More than 18 rounds of chemotherapy and three abdominal surgeries have failed to slow the tumor that doctors discovered after Tamara Strauss felt a suspicious lump in 2015.
Strauss was the first of 10 clinical trial patients to receive a personalized vaccine with the potential to do in just a few months what conventional treatments have failed to accomplish in three grueling years.
Unlike the scorched earth approach of chemo, cancer vaccines are exquisitely refined, containing immune system-activating molecules custom-made for each patient based on the specific genetic mutations present in their cancer cells.
Accepting patients with solid tumors of all types, the trial represents a significant new hope for the 59-year-old jewelry artist whose advanced cancer is rare and difficult to treat. But doctors hope to see progress, either halting the tumor's growth or reducing its size, in three to six months.
The effort is a collaboration of UC San Diego Moores Cancer Center and the La Jolla Institute of Allergy and Immunology and employs a basic approach just starting to show promise in small trials at other top-flight cancer centers worldwide.
But the local effort has its own special tweak that the San Diego researchers involved think will deliver greater precision in targeting the unique features of each patient's cancer cells.
The approach builds on basic research from the labs of immunologists Stephen Schoenberger and Bjoern Peters at the allergy institute and was brought to the bedside under collaboration with Dr. Ezra Cohen, director of translational science at Moores.
"The current method that everybody's using, it's highly-educated guessing but guessing all the same," Schoenberger said. "Our process does take longer on the front end, but that's because we're taking the time to verify, rather than guess.
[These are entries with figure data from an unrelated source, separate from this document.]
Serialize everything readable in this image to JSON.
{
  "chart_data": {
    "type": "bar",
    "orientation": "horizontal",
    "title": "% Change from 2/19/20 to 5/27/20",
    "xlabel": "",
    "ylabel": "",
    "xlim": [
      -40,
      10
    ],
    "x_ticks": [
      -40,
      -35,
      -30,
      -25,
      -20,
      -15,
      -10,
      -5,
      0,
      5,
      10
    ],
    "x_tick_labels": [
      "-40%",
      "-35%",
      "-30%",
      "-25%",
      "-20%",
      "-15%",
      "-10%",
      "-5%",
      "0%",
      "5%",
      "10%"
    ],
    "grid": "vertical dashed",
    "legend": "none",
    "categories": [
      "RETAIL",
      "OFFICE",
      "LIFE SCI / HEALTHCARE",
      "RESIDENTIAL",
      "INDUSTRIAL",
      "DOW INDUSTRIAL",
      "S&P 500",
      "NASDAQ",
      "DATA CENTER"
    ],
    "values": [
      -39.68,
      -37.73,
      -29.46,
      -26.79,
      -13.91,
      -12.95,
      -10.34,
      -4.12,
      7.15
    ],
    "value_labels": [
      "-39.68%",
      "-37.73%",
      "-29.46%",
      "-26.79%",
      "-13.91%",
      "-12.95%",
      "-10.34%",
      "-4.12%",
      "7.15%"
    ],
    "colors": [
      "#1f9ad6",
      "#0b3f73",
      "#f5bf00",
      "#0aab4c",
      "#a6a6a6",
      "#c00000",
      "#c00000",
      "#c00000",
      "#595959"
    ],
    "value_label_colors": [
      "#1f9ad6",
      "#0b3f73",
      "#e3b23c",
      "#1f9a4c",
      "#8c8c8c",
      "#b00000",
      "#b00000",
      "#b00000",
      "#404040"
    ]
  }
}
We think it's going to make a big difference in our ability to be exactly on target."
Before slowly pressing the plunger forward, sending the first custom-crafted dose into Strauss's upper arm on Oct. 4, Cohen made it clear that the four years of collaboration necessary to arrive at that gives him confidence that the trial has a significant chance of success.
"I think this is a moment where history is happening, and we know it's happening," Cohen said.
The trial is made possible through a $1 million donation from well-known philanthropists and art collectors Matthew and Iris Strauss, who are Tamara Strauss's parents.
It is among a growing number of trials nationwide that capitalize on recent advances in genetic sequencing, bioinformatic analysis and manufacturing to craft vaccines loaded with molecules made to activate each patient's immune system against their tumor's specific genetic fingerprint.
Outside experts seem to agree that the approach moving forward at Moores in La Jolla is novel.
Microbiologist Fred Ramsdell, vice president of research at the Parker Institute for Cancer Immunology, a collaboration of high-flying cancer programs such as Harvard's Memorial Sloan Kettering Cancer Center, Stanford University, UCLA and MD Anderson Cancer Center, said the screening idea that the team in San Diego is putting into practice takes the cancer vaccine target selection process to a deeper level.
"One of the big things that Ezra and Stephen are doing is taking an approach where they actually look for T-cell responses in the lab before making a vaccine," Ramsdell said. "Most everybody else makes their vaccines based on computational prediction alone."